African Americans could safely stay in a racially integrated capital. The historic Silver Moon was razed for parking lots.

The city ignored the crowded, unsanitary conditions in the downtown ghetto, as police ignored the crimes, blaming the disgraceful situation on the Alley itself: “The breeding place for all manner of diseases that have their origin and flourish in the midst of filth” (People’s Tribune: May 1882). It was fear and ignorance that finally cleaned up the “intolerable nuisance” of Hog Alley in 1882. A local physician had mistakenly blamed the deaths of one black family’s three children on smallpox; the coroner later determined cause was stomach inflammation. Panic-driven officials herded the black residents out of their Alley homes, boarded the buildings to deter occupation and blocked entrances with armed guards, thereby imprisoning remaining residents.

However, it took another 10 years to clean out the hogs.
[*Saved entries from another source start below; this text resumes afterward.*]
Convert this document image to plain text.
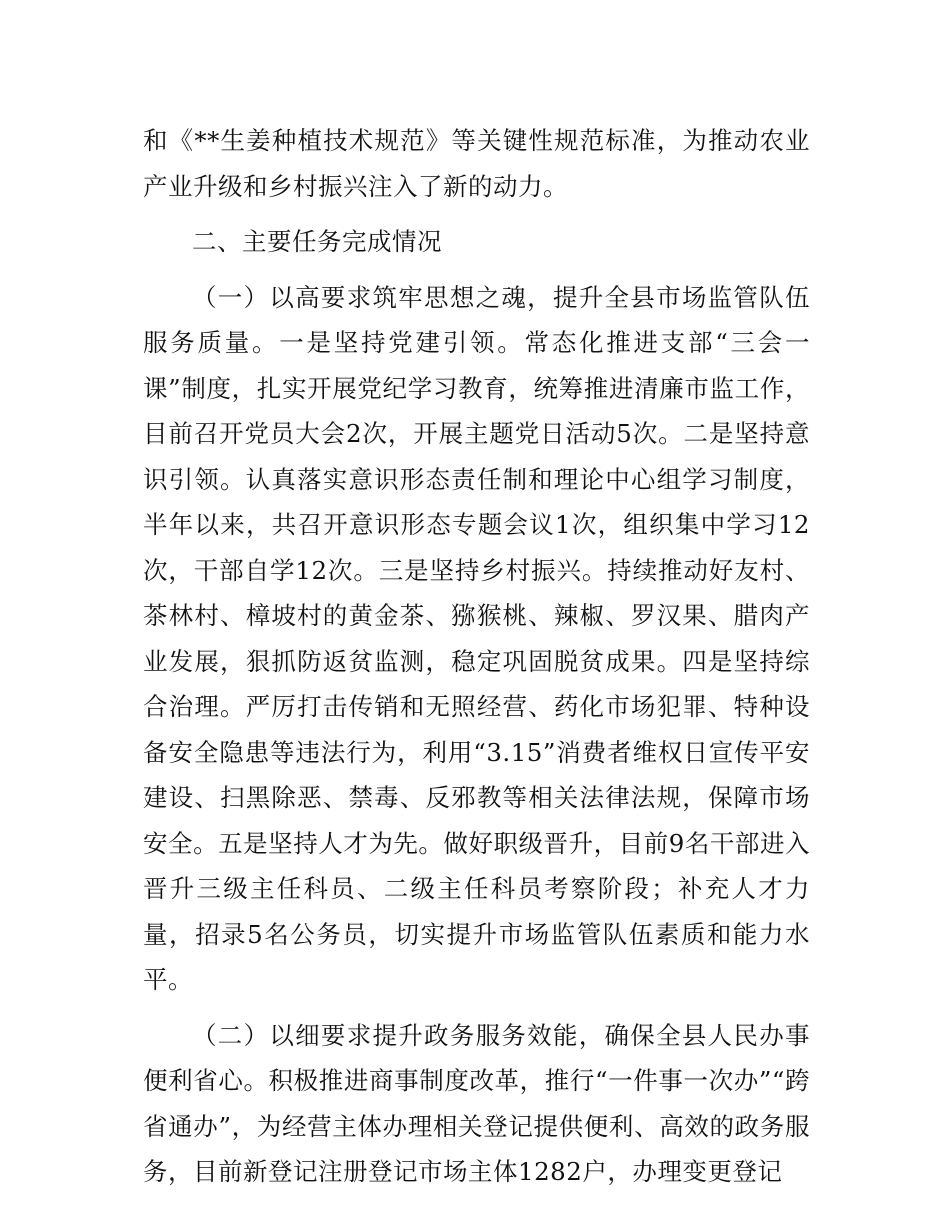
和《**生姜种植技术规范》等关键性规范标准，为推动农业产业升级和乡村振兴注入了新的动力。

二、主要任务完成情况

（一）以高要求筑牢思想之魂，提升全县市场监管队伍服务质量。一是坚持党建引领。常态化推进支部“三会一课”制度，扎实开展党纪学习教育，统筹推进清廉市监工作，目前召开党员大会2次，开展主题党日活动5次。二是坚持意识引领。认真落实意识形态责任制和理论中心组学习制度，半年以来，共召开意识形态专题会议1次，组织集中学习12次，干部自学12次。三是坚持乡村振兴。持续推动好友村、茶林村、樟坡村的黄金茶、猕猴桃、辣椒、罗汉果、腊肉产业发展，狠抓防返贫监测，稳定巩固脱贫成果。四是坚持综合治理。严厉打击传销和无照经营、药化市场犯罪、特种设备安全隐患等违法行为，利用“3.15”消费者维权日宣传平安建设、扫黑除恶、禁毒、反邪教等相关法律法规，保障市场安全。五是坚持人才为先。做好职级晋升，目前9名干部进入晋升三级主任科员、二级主任科员考察阶段；补充人才力量，招录5名公务员，切实提升市场监管队伍素质和能力水平。

（二）以细要求提升政务服务效能，确保全县人民办事便利省心。积极推进商事制度改革，推行“一件事一次办”“跨省通办”，为经营主体办理相关登记提供便利、高效的政务服务，目前新登记注册登记市场主体1282户，办理变更登记
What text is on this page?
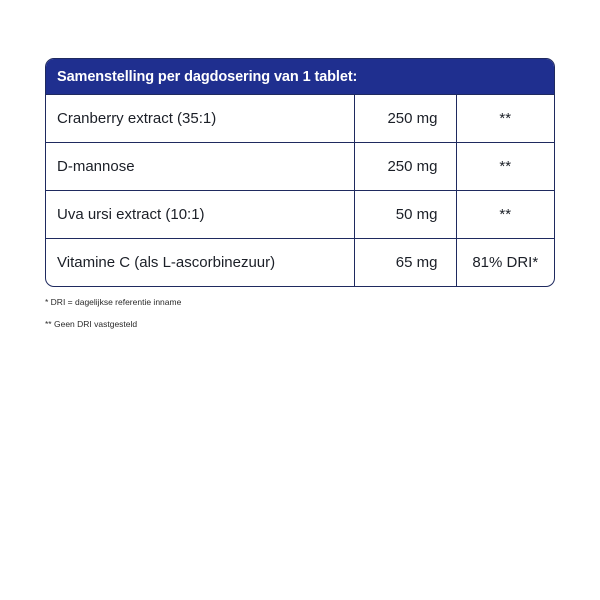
Samenstelling per dagdosering van 1 tablet:
Cranberry extract (35:1)	250 mg	**
D-mannose	250 mg	**
Uva ursi extract (10:1)	50 mg	**
Vitamine C (als L-ascorbinezuur)	65 mg	81% DRI*
* DRI = dagelijkse referentie inname
** Geen DRI vastgesteld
The Hog Ordinance was enforced, Alley structures were razed, some streets were paved, signs were posted at Alley entrances to keep “undesirables” out, and Hog was sanitized to Commercial Alley.

By 1915, the Alley residents and businesses had moved on to other segregated neighborhoods around Lafayette Street, rebuilding successful lives around the “Foot” and Lincoln Institute — until the next “cleansing” erupted with urban renewal in the 1960s.